The link between outdoor learning and commons can be viewed at various levels:
– The link between children and the environment in which they do outdoor learning. So it’s a way to create a deeper link between common-pool resources (Ostrom, 1990) and children during the educational process. Indeed, the “territory” of outdoor learning is understood in the light of increasingly important ecological and civic issues. It’s possible to rely on digital commons, like OpenStreetMap, to facilitate the reappropriation of the territory by teachers and children.
– The sharing of resources between teachers in order to do outdoor learning, far from a market logic. Thinking of the school ‘as a common’ means admitting the idea that pedagogical processes do not emanate from a single instance, but that learning is the fruit of a community integrating all the actors at different territorial scales.
This communication will then explore a way to promote another educating through outdoor learning and commons.

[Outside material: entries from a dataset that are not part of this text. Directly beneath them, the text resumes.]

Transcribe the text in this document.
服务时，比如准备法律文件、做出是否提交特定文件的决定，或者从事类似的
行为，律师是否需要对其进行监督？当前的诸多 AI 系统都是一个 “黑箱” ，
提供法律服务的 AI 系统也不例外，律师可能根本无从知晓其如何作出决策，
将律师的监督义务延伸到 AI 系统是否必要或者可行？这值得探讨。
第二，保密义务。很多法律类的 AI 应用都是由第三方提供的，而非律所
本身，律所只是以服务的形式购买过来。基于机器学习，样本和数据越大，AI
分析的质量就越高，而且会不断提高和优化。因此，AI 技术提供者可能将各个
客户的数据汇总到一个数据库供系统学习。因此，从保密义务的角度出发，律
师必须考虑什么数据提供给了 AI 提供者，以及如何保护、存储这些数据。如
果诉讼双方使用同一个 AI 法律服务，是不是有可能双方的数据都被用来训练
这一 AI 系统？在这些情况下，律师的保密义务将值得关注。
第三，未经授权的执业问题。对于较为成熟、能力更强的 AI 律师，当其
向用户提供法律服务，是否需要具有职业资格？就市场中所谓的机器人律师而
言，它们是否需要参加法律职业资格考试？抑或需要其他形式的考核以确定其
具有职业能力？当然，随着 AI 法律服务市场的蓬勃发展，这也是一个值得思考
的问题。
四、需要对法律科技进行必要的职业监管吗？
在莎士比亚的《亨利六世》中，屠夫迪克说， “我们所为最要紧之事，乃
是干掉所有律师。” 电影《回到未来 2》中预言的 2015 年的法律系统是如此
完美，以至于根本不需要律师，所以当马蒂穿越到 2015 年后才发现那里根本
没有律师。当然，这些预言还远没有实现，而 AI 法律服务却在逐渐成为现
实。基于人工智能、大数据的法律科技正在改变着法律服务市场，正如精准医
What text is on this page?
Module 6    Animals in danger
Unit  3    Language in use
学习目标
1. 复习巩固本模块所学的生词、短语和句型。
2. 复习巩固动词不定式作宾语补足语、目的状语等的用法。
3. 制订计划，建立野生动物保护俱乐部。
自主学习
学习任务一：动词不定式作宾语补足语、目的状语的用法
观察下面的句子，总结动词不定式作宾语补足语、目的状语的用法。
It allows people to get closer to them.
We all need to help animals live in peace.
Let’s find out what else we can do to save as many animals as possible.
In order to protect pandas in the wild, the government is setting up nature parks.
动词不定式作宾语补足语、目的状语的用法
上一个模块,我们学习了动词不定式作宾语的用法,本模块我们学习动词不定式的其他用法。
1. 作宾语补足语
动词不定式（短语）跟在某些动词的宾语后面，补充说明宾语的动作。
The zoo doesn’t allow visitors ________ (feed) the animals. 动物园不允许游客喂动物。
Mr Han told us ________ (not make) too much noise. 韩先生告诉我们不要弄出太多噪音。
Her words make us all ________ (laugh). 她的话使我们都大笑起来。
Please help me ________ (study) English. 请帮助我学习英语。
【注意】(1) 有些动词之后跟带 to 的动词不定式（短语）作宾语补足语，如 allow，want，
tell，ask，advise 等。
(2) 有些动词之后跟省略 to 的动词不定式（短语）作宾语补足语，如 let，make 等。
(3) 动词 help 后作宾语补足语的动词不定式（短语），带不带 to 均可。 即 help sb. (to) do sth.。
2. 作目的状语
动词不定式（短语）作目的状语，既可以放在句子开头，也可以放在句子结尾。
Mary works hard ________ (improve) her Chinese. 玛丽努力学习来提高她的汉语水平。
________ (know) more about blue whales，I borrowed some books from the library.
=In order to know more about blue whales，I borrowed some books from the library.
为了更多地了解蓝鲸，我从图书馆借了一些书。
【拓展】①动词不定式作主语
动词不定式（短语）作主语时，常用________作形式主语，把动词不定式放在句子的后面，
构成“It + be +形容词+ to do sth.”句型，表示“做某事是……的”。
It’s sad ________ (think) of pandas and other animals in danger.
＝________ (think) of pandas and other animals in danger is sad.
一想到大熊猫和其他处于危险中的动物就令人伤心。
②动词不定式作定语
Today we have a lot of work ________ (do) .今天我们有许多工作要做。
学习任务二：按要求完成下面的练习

3. Rethinking inclusive education and autonomy as a relationship, promoting digital agentivity in students with special needs
David Risse
Réseau de recherche en santé des populations du Québec – TIC & santé, Canada
Based on our community experience with young people with reduced mobility and visibility, our ethical reflection will focus on the risk for certain schools to adopt a discourse that is likely to renew and increase the pressure of academic and social performance on the students concerned: the autonomist discourse. But to what extent can the generalized adoption of the autonomist model (the Capacitatist paradigm) be sufficient to define specific needs? Tokenism? Based on work on emancipatory education (Demers, Bachand and Leblanc, 2016) and UN work on inclusive education (Cornu, 2021), we will contribute to updating the knowledge of school personnel and enriching their ongoing training by favouring an approach adapted to the realities co-defined by the students themselves. By combining the principles of participatory health and continuous consent to an educational accompaniment, we will lead to reflect on the updating of intervention practices with these students beyond the strategies of academic emancipation and success, on the role of digital in inclusive and popular education, on its potential effects on their academic and social agentivity, on the impacts of their systematic inclusion in the development of inclusive educational policies that concern them. What place can inclusive education of students with special needs give to relational autonomy (Garrau, 2021) and what role do digital technologies play in creating emancipatory opportunities for these young people?